Aminoacyl tRNA synthetases (AARSs) are best known for their essential role in translation in the cytoplasm. The concept that AARSs also exist in the nucleus started to draw attention around the turn of the new millennium, when aminoacylated tRNAs were first found in the nuclei of Xenopus oocytes. It is now expected that all cytoplasmic AARSs are present in the nucleus. In addition to tRNA aminoacylation, nuclear AARSs were found to regulate a spectrum of biological processes and responses, with many AARSs functioning through regulation at the level of gene transcription. In this paper, we focus on describing methods that have been successfully implemented to study AARSs in transcriptional regulation. These include a cell fractionation assay to detect nuclear localization, an in vitro DNA-cellulose pull-down assay to determine DNA binding capacity, and a chromatin immunoprecipitation (ChIP)-DNA deep sequencing assay to identify DNA binding sites. Application of these methods would expand our understanding of AARS functions and reveal critical insights on the coordination of gene transcription and translation.

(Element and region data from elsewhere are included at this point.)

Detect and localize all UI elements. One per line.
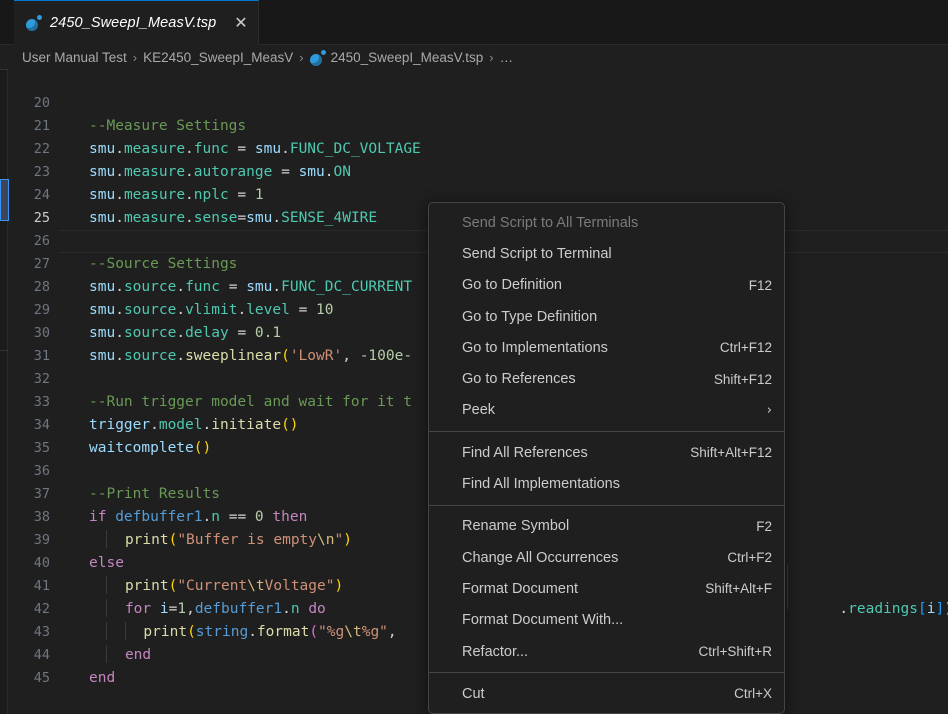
editor-tab-bar: 2450_SweepI_MeasV.tsp ✕ [0,0,948,45]
menu-item-label: Peek [462,402,495,418]
menu-item-shortcut: Ctrl+F12 [696,340,772,355]
tab-label: 2450_SweepI_MeasV.tsp [50,15,216,31]
menu-item-peek[interactable]: Peek › [429,395,784,426]
menu-item-label: Go to References [462,371,576,387]
menu-item-label: Go to Implementations [462,340,608,356]
adjacent-pane-minimap-sliver [0,69,8,714]
menu-item-shortcut: Ctrl+Shift+R [674,644,772,659]
lua-file-icon [26,15,42,31]
menu-item-send-script-to-all-terminals[interactable]: Send Script to All Terminals [429,207,784,238]
vscode-window: 2450_SweepI_MeasV.tsp ✕ User Manual Test… [0,0,948,714]
breadcrumb-item-folder-project[interactable]: KE2450_SweepI_MeasV [143,50,293,65]
breadcrumb-separator-icon: › [127,50,143,65]
tab-bar-left-gutter [0,0,14,44]
breadcrumb-separator-icon: › [293,50,309,65]
close-icon[interactable]: ✕ [224,15,247,31]
editor-context-menu[interactable]: Send Script to All Terminals Send Script… [428,202,785,714]
menu-item-label: Change All Occurrences [462,550,618,566]
menu-item-label: Send Script to Terminal [462,246,612,262]
menu-item-label: Send Script to All Terminals [462,215,638,231]
menu-item-label: Refactor... [462,644,528,660]
menu-item-label: Cut [462,686,485,702]
menu-item-shortcut: Shift+Alt+F12 [666,445,772,460]
menu-item-shortcut: Shift+F12 [690,372,772,387]
menu-item-label: Go to Type Definition [462,309,597,325]
tab-bar-empty-space [259,0,948,44]
code-line[interactable]: 21 smu.measure.func = smu.FUNC_DC_VOLTAG… [8,92,948,115]
menu-item-shortcut: F2 [732,519,772,534]
breadcrumb: User Manual Test › KE2450_SweepI_MeasV ›… [0,45,948,69]
menu-item-label: Find All Implementations [462,476,620,492]
chevron-right-icon: › [767,403,772,418]
menu-item-find-all-references[interactable]: Find All References Shift+Alt+F12 [429,437,784,468]
menu-item-label: Find All References [462,445,588,461]
code-line[interactable]: 24 smu.measure.sense=smu.SENSE_4WIRE [8,161,948,184]
menu-item-format-document[interactable]: Format Document Shift+Alt+F [429,573,784,604]
menu-item-go-to-type-definition[interactable]: Go to Type Definition [429,301,784,332]
menu-item-go-to-definition[interactable]: Go to Definition F12 [429,270,784,301]
line-number: 45 [8,667,50,690]
line-overflow-fragment: .readings[i])) [787,575,948,598]
menu-separator [429,505,784,506]
menu-item-label: Format Document With... [462,612,623,628]
menu-item-label: Go to Definition [462,277,562,293]
breadcrumb-item-folder-root[interactable]: User Manual Test [22,50,127,65]
breadcrumb-item-file[interactable]: 2450_SweepI_MeasV.tsp [331,50,484,65]
breadcrumb-item-overflow[interactable]: … [500,50,515,65]
line-overflow-indent-guide [787,564,788,609]
menu-item-shortcut: F12 [725,278,772,293]
menu-item-shortcut: Ctrl+X [710,686,772,701]
menu-item-label: Format Document [462,581,578,597]
menu-item-format-document-with[interactable]: Format Document With... [429,605,784,636]
breadcrumb-separator-icon: › [483,50,499,65]
menu-item-shortcut: Ctrl+F2 [703,550,772,565]
code-line[interactable]: 20 --Measure Settings [8,69,948,92]
menu-item-rename-symbol[interactable]: Rename Symbol F2 [429,511,784,542]
menu-separator [429,672,784,673]
editor-tab-2450-sweepi-measv[interactable]: 2450_SweepI_MeasV.tsp ✕ [14,0,259,45]
lua-file-icon [310,50,326,66]
code-line[interactable]: 22 smu.measure.autorange = smu.ON [8,115,948,138]
menu-item-send-script-to-terminal[interactable]: Send Script to Terminal [429,238,784,269]
menu-item-shortcut: Shift+Alt+F [681,581,772,596]
menu-separator [429,431,784,432]
code-line[interactable]: 23 smu.measure.nplc = 1 [8,138,948,161]
menu-item-label: Rename Symbol [462,518,569,534]
menu-item-change-all-occurrences[interactable]: Change All Occurrences Ctrl+F2 [429,542,784,573]
menu-item-go-to-implementations[interactable]: Go to Implementations Ctrl+F12 [429,332,784,363]
menu-item-refactor[interactable]: Refactor... Ctrl+Shift+R [429,636,784,667]
menu-item-go-to-references[interactable]: Go to References Shift+F12 [429,363,784,394]
menu-item-cut[interactable]: Cut Ctrl+X [429,678,784,709]
menu-item-find-all-implementations[interactable]: Find All Implementations [429,468,784,499]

氨酰-tRNA合成酶(AARSs)因其在细胞质翻译中的关键作用而广为人知。新千年之交,当人们首次在非洲爪蟾卵母细胞核中发现氨酰化tRNA时,AARSs也存在于细胞核中的这一概念开始受到关注。现在预计所有细胞质AARSs都存在于细胞核中。除了tRNA氨酰化作用外,人们发现核AARSs可调节一系列生物过程和反应,许多AARSs通过在基因转录水平上进行调控发挥作用。在本文中,我们重点描述已成功用于研究AARSs转录调控的方法。这些方法包括用于检测核定位的细胞分级分离测定法、用于确定DNA结合能力的体外DNA-纤维素下拉测定法,以及用于识别DNA结合位点的染色质免疫沉淀(ChIP)-DNA深度测序测定法。应用这些方法将扩展我们对AARS功能的理解,并揭示有关基因转录和翻译协调的关键见解。